Problematising Pogroms: Reassessing Antisemitic Agency in Russia, c. 1881-1921

By the beginning of the 20th century, Russia was the most antisemitic country in Europe. The hatred of Jews was manifested more violently and more frequently than anywhere else in the continent, through regular outbreaks of pogroms.

Why? While we might be tempted to blame an arch-reactionary, Jew-hating government under the last Tsars, we should also be wary of simplistic, monocausal explanations of Russian antisemitism and pogroms. On closer examination, the picture is much more complicated.

This post will make the case for us introducing a more complex, nuanced, and research-informed approach to teaching Russian and Soviet antisemitism and pogroms. It will pick through some historiographical developments that should be important to our teaching and present an approach to teaching the agency of antisemitism and pogroms in Russia from approximately 1881 to 1921. All teaching resources referred to can be found here.

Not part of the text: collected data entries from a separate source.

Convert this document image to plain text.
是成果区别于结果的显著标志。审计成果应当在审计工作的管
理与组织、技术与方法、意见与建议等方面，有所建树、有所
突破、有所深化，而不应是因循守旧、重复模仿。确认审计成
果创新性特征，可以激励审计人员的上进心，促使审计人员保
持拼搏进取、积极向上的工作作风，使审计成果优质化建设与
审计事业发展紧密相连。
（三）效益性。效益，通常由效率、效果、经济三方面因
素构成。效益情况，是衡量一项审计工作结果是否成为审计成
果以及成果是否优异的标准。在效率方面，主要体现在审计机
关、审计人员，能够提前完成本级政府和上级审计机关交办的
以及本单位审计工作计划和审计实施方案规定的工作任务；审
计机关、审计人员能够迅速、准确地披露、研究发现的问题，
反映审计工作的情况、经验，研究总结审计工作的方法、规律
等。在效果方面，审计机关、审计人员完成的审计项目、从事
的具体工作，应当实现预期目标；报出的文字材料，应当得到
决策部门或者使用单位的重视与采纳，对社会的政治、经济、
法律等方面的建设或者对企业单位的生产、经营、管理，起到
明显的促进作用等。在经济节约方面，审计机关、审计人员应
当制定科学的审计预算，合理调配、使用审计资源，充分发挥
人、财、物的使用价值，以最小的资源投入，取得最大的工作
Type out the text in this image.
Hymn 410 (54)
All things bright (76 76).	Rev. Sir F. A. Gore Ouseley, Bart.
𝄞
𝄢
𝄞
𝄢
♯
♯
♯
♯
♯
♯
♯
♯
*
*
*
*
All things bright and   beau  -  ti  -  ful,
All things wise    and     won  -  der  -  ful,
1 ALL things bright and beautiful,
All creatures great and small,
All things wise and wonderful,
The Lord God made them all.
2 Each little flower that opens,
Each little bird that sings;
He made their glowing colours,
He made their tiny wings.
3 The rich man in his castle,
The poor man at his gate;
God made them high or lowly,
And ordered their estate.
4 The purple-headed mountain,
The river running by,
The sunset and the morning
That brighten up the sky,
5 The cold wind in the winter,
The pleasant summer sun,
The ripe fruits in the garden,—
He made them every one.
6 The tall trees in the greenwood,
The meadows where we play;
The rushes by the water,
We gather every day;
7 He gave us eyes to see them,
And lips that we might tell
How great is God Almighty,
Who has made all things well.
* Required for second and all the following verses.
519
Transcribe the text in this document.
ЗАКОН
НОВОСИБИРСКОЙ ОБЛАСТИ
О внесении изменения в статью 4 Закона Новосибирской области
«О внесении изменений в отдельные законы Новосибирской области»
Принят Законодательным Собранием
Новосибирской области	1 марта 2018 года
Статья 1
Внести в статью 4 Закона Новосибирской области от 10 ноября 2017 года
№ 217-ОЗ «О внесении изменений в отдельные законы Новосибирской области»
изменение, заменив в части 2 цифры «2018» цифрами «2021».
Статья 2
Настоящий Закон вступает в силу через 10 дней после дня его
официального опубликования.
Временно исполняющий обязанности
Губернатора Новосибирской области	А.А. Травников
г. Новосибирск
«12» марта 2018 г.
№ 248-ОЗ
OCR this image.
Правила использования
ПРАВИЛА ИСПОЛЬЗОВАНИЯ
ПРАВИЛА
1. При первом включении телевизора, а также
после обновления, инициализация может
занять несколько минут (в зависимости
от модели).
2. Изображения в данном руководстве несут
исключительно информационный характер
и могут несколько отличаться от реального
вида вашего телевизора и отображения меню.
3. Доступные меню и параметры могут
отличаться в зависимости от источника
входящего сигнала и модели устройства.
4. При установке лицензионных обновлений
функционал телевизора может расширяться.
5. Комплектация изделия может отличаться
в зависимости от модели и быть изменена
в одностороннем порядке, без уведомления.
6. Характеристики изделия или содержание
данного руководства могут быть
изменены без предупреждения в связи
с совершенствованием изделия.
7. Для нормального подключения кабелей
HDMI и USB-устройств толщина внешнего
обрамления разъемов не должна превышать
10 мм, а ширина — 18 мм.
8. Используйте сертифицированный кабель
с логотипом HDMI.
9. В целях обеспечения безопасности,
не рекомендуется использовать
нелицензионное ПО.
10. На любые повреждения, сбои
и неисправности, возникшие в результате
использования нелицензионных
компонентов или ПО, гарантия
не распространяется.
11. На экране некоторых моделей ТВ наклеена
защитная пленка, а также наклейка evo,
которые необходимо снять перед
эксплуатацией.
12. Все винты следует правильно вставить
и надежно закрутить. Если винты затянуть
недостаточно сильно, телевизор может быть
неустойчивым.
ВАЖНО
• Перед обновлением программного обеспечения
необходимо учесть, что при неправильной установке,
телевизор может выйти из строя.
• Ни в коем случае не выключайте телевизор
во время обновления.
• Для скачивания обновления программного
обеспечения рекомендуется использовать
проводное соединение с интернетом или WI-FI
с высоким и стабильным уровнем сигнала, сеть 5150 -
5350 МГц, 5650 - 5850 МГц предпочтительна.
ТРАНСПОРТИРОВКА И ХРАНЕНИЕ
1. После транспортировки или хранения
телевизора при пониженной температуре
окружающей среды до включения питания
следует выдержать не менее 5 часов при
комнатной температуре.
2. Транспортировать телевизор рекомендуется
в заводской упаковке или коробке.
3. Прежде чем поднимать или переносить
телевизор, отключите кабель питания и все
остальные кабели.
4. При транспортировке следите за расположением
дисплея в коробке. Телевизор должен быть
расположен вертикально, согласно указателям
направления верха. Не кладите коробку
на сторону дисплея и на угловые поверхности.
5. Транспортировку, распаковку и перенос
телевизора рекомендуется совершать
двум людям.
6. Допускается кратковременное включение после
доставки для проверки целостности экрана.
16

A quick note – this post is primarily concerned with perpetrators of anti-Jewish violence. Subsequent posts will focus in much greater detail on the lives of Jews and Jewish agency. Addressing the topic of antisemitism in Russia inevitably brings teachers and students into contact with racially charged language and questions of diversity and inclusivity. These, and other, ethical questions about teaching Jewish history in a Russian/Soviet context are touched on in my SHP Conference presentation, which can be found with an explanation here.

 

In Context

Between 1881 and 1921, pogroms swept Russia in several waves: most notably in the aftermath of the assassination of Tsar Alexander II (1881-1884), during and following the abortive revolution of 1905, following the outbreak of the First World War (1914-1918), and during the Russian Civil War (1918-21).

These antisemitic attacks were, in some senses, distinctly Russian. The word “pogrom”, despite now existing as an English-language term in its own right, is indeed a Russian one in origin, deriving from the verb pogromit’ (to smash/to conquer). Pogroms happened with almost clockwork regularity. Every single major social and political upheaval in the period would be accompanied by massive anti-Jewish violence, focused especially in the Pale of Settlement, to which Jews had been largely confined since the late 1700s.

What caused such violence?

One reassuringly straightforward explanation is the Tsarist government. As a political and ideological system, late Tsarism was notoriously antisemitic, something epitomised by Konstantin Pobedonostsev, tutor and advisor to Tsars Alexander III and Nicholas II, who famously argued one third of Jews should assimilate, one third emigrate, and one third die. The most ardent supporters of Tsarism on the Russian street after 1905, the “Black Hundreds” aligned to the far-right reactionary party, the Union of Russian People, orchestrated antisemitic violence alongside “patriotic demonstrations” exulting the Tsar.

But the picture, as always, is considerably more complicated than this. In fact, while it might be tempting to pin the blame on unpleasant reactionaries in the last Tsarist governments, historians since at least the 1990s have gone to some considerable lengths to move away from this interpretation.

In a groundbreaking edited collection published in 1992, John Klier, Shlomo Lambroza, and colleagues pointed out, amongst other things, that pogroms in this period actually presented a major security headache for the Tsarist regime, involving, as they did, huge popular unrest and violence.

As another historian, Charters Wynn, emphasised in a book published in the same year, much of this violence was carried out by lower-class Russians, including industrial workers who on another day might also participate in revolutionary unrest and strikes against the Tsarist government.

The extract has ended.